Persembahan ini di luar diri manusia secara individu yaitu lingkungan alam dan lingkungan manusia. Ini harus diwujudkan dalam bentuk Bhutahita dan Jagathita. Bhutahita yang menyejahterakan Panca Maha Bhuta, tumbuh-tumbuhan, dan binatang (sarwa prani). Sedangkan untuk mewujudkan Jagathita (kehidupan bersama yang harmonis) diwujudkan dengan Jagat Kerti, jagat yang benar-benar tertib dan sejahtera. Hal ini merupakan upaya untuk menyiapkan Bhuwana Agung sebagai wadah kehidupan makhluk hidup, terutama manusia yang mempunyai tujuan hidup mewujudkan catur purusaartha.

Sebagai individu, setiap orang harus menyiapkan dirinya lahir batin, Pengendalian jasmani dengan makanan dan yoga asana yang teratur dan berkesinambungan.
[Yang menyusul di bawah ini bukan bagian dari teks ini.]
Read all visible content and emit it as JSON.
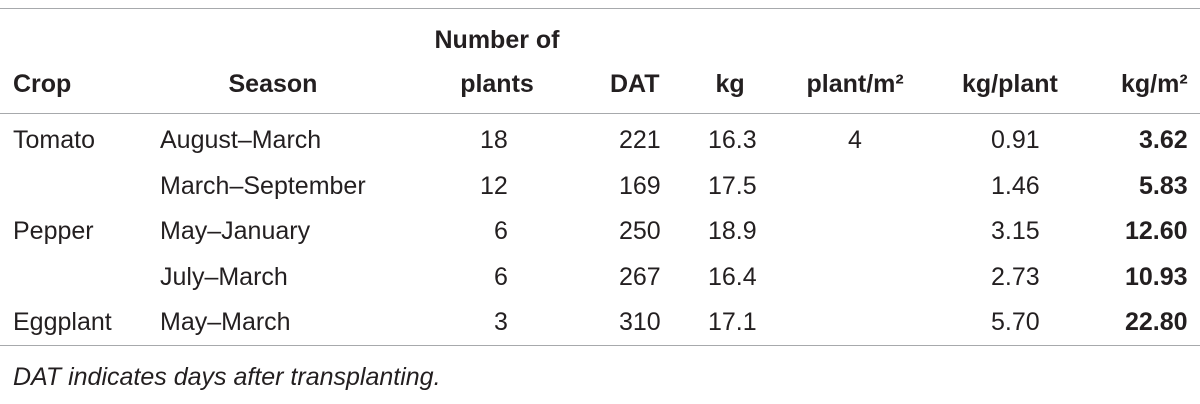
{
  "table": {
    "headers": [
      "Crop",
      "Season",
      "Number of plants",
      "DAT",
      "kg",
      "plant/m²",
      "kg/plant",
      "kg/m²"
    ],
    "rows": [
      [
        "Tomato",
        "August–March",
        "18",
        "221",
        "16.3",
        "4",
        "0.91",
        "3.62"
      ],
      [
        null,
        "March–September",
        "12",
        "169",
        "17.5",
        null,
        "1.46",
        "5.83"
      ],
      [
        "Pepper",
        "May–January",
        "6",
        "250",
        "18.9",
        null,
        "3.15",
        "12.60"
      ],
      [
        null,
        "July–March",
        "6",
        "267",
        "16.4",
        null,
        "2.73",
        "10.93"
      ],
      [
        "Eggplant",
        "May–March",
        "3",
        "310",
        "17.1",
        null,
        "5.70",
        "22.80"
      ]
    ],
    "footnote": "DAT indicates days after transplanting."
  }
}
Melakukan pengendalian alam pikiran dilakukan dengan pujanam (berdoa), dhyanam (bermeditasi) dan, sewanam (melakukan pelayanan dengan sesama secara tulus dan ikhlas). Dalam upacara keagamaan Hindu, penyiapan lahir batin ini dilakukan dengan upacara byakala dan prayascita. Upacara byakala bermakna menyiapkan fisik yang sehat dan bersih secara sekala dan upacara prayascita bertujuan untuk menyiapkan rohani atau citta secara niskala. Kalau persiapan itu sudah dapat dilakukan dengan baik barulah badan yang berupa Tri Sarira ini dapat digunakan untuk mencari atau mencapai dharma, artha, kama, dan moksha serta hanya boleh digunakan untuk mencari tujuan hidup secara bertahap dan seimbang.
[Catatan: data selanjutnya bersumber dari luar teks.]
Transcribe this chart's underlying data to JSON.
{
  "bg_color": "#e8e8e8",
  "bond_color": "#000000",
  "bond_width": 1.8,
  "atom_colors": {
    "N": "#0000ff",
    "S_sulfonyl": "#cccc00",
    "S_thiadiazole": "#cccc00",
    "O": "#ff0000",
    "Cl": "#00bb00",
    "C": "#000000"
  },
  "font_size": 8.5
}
Masyarakat Bali pemeluk agama Hindu, sangat menaati dan menjunjung tinggi agama tatwa (filsafat), adat istiadat susila (etika) dan upacara (ritual). Bagi umat Hindu di Bali menjalankan susila (etika) dituangkan di dalam sesana-sesana dan awig-awig (peraturan-peraturan) Desa Adat. Para Sulinggih atau Pedanda, dan Pemangku, serta warga masyarakat desa akan berusaha untuk menaati sesana maupun awig-awig Desa Adat tersebut, yang telah ditentukan sebagai hak dan kewajiban baginya. Hal-hal yang berkaitan dengan upacara, tiap-tiap rumah tangga berusaha menyelenggarakan upacara-upacara baik yang sehari-hari maupun pada waktu-waktu yang telah ditentukan. Demikian pula dalam hal pemahaman tentang filsafat agama yang dituangkan dalam konsep-konsep agama dalam implementasinya dapat kita lihat pada prilaku , sopan-santun maupun dalam bertutur kata.

Bagi masyarakat Bali tentang upacara dan upakara mempunyai pengertian yang berlainan. Upacara yang berkaitan dengan agama sering disebut yadnya. Yadnya pada hakekatnya adalah persembahan atau puja spiritual yang diatur menurut ketentuan-ketentuan ritual dan seremoni yang dipelajari dari kitab suci Weda.

Fungsi dan posisi yadnya adalah sebagai ungkapan terima kasih kepada Hyang Widhi yang telah memberikan limpahan waranugraha kepada makhluk hidup termasuk pula umat manusia baik berupa kesehatan maupun kehidupan yang tentrem, sejahtera dan damai. Yadnya berasal dari kata “yaj” yang artinya korban, sehingga yadnya adalah suatu upacara korban suci, artinya korban yang dimaksud adalah korban yang berdasarkan pengabdian dan cinta kasih.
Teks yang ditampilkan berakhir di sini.